3 LinkedIn profile mistakes that can kill your chances of getting hired

Andrea Boris via Twenty20

Looking for a professional job when you've never had one before can feel especially overwhelming. That's why recent college graduates will want to use every available tool to their advantage, starting with their LinkedIn profile. 

According to LinkedIn career expert Blair Decembrele, there are roughly 20 million available jobs on the platform right now, and a new hire is made every eight seconds. "That means there's a lot of opportunity out there right now," she tells CNBC Make It. "For recent grads, you really want to stop and think about what you're in it for, and what you want your career goals to be."

Below, Decembrele breaks down three LinkedIn common profile mistakes that can easily hurt a new grad's chances of getting hired:

Millennials working on a computer.

1. Leaving out essential information

Your LinkedIn profile, Decembrele says, is equivalent to "your first impression in the professional world," so it's important that you don't leave out basic information that gives an employer context for who you are. This includes an appropriate profile picture, your school name, your major and details about any clubs or volunteer opportunities you participated in.

"Professionals who list the schools they went to get 10 times more views that those who don't," says Decembrele. "Additionally, profiles with a photo get 21 times more views than those that don't."

She warns, however, that a bad photo can be just as harmful as no photo at all. "If you're a cat lover, it's not the place to share your cat photo," she says. "Really make sure you choose a photo that is clear, concise and has professional context — so I even recommend standing in front of a white background and making sure that you're the center point of the photo."

Juliano | Tweny10

2. Writing a bland summary

In addition to outlining your internship and volunteer experiences, Decembrele says it's important not to overlook the value of a detailed summary explaining their background and goals.

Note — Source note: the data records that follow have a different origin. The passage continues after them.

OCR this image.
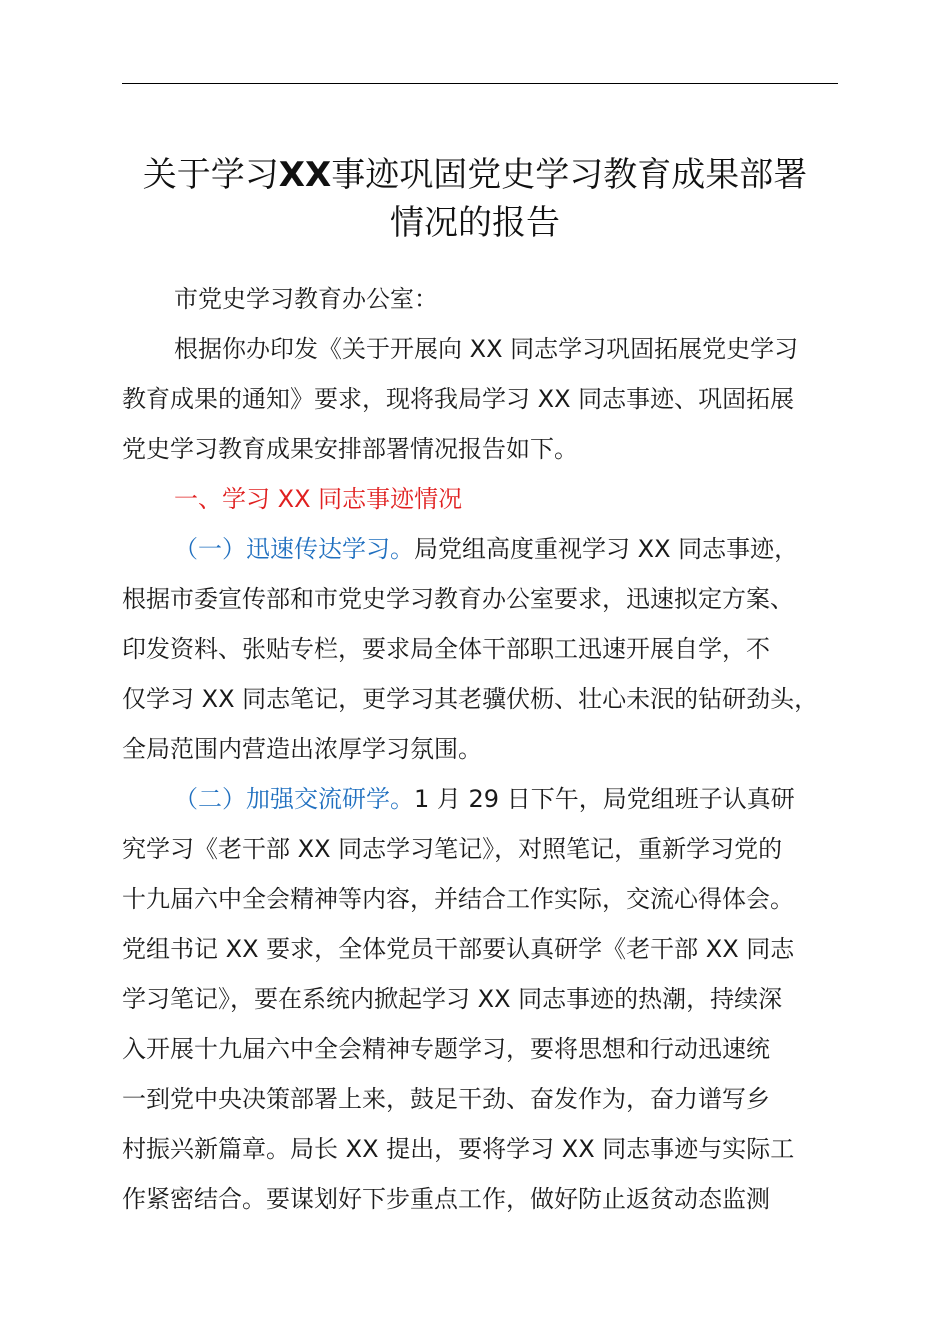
关于学习XX事迹巩固党史学习教育成果部署
情况的报告
市党史学习教育办公室：
根据你办印发《关于开展向 XX 同志学习巩固拓展党史学习
教育成果的通知》要求，现将我局学习 XX 同志事迹、巩固拓展
党史学习教育成果安排部署情况报告如下。
一、学习 XX 同志事迹情况
（一）迅速传达学习。局党组高度重视学习 XX 同志事迹，
根据市委宣传部和市党史学习教育办公室要求，迅速拟定方案、
印发资料、张贴专栏，要求局全体干部职工迅速开展自学，不
仅学习 XX 同志笔记，更学习其老骥伏枥、壮心未泯的钻研劲头，
全局范围内营造出浓厚学习氛围。
（二）加强交流研学。1 月 29 日下午，局党组班子认真研
究学习《老干部 XX 同志学习笔记》，对照笔记，重新学习党的
十九届六中全会精神等内容，并结合工作实际，交流心得体会。
党组书记 XX 要求，全体党员干部要认真研学《老干部 XX 同志
学习笔记》，要在系统内掀起学习 XX 同志事迹的热潮，持续深
入开展十九届六中全会精神专题学习，要将思想和行动迅速统
一到党中央决策部署上来，鼓足干劲、奋发作为，奋力谱写乡
村振兴新篇章。局长 XX 提出，要将学习 XX 同志事迹与实际工
作紧密结合。要谋划好下步重点工作，做好防止返贫动态监测
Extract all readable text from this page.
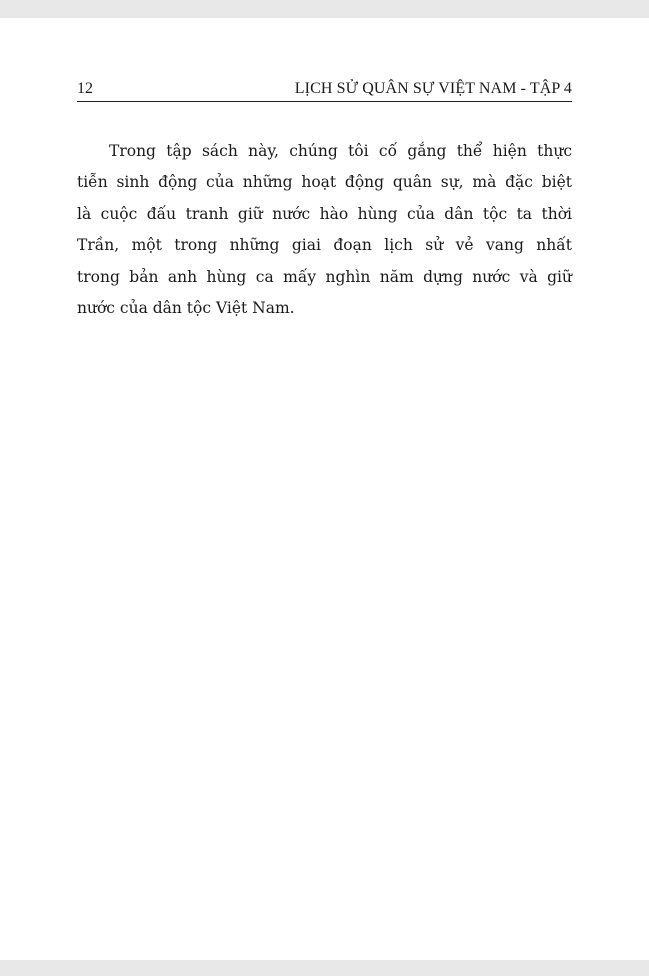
12	LỊCH SỬ QUÂN SỰ VIỆT NAM - TẬP 4
Trong tập sách này, chúng tôi cố gắng thể hiện thực
tiễn sinh động của những hoạt động quân sự, mà đặc biệt
là cuộc đấu tranh giữ nước hào hùng của dân tộc ta thời
Trần, một trong những giai đoạn lịch sử vẻ vang nhất
trong bản anh hùng ca mấy nghìn năm dựng nước và giữ
nước của dân tộc Việt Nam.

"Think of it as your elevator pitch," she says. "There are places in your profile where you can flesh out your experiences and describe what you do. But, the summary is a great opportunity to describe the type of role you're looking for and who you are as a well-rounded professional."

She recommends using 40 words or more in your summary to help increase your odds of showing up in searches.

3. Failing to let recruiters know you're looking

You can set up your LinkedIn profile to make it exceptionally clear that you're looking for a job. "It kind of starts the job search without you actually having to search for a job," Decembrele says.

To set up this feature, click on "Settings & Privacy" and scroll to Job seeking preferences. Select "yes" under "Let recruiters know you're open to opportunities." This will let recruiters see your location, previous job titles experience and the type of work you're looking for, so they can reach out to you with opportunities.

"This also feeds into [LinkedIn's] job recommendations," says Decembrele. "The more we know about what you're looking for, the more we're able to personalize those recommendations and bring the right job to you."

Looking for a job can be stressful. But Decemebrele recommends that recent graduates "keep it simple" and emphasize the unique experiences they bring to the table.

"Be really crystal clear," she says. "You don't need to add a lot of jargon to your profile."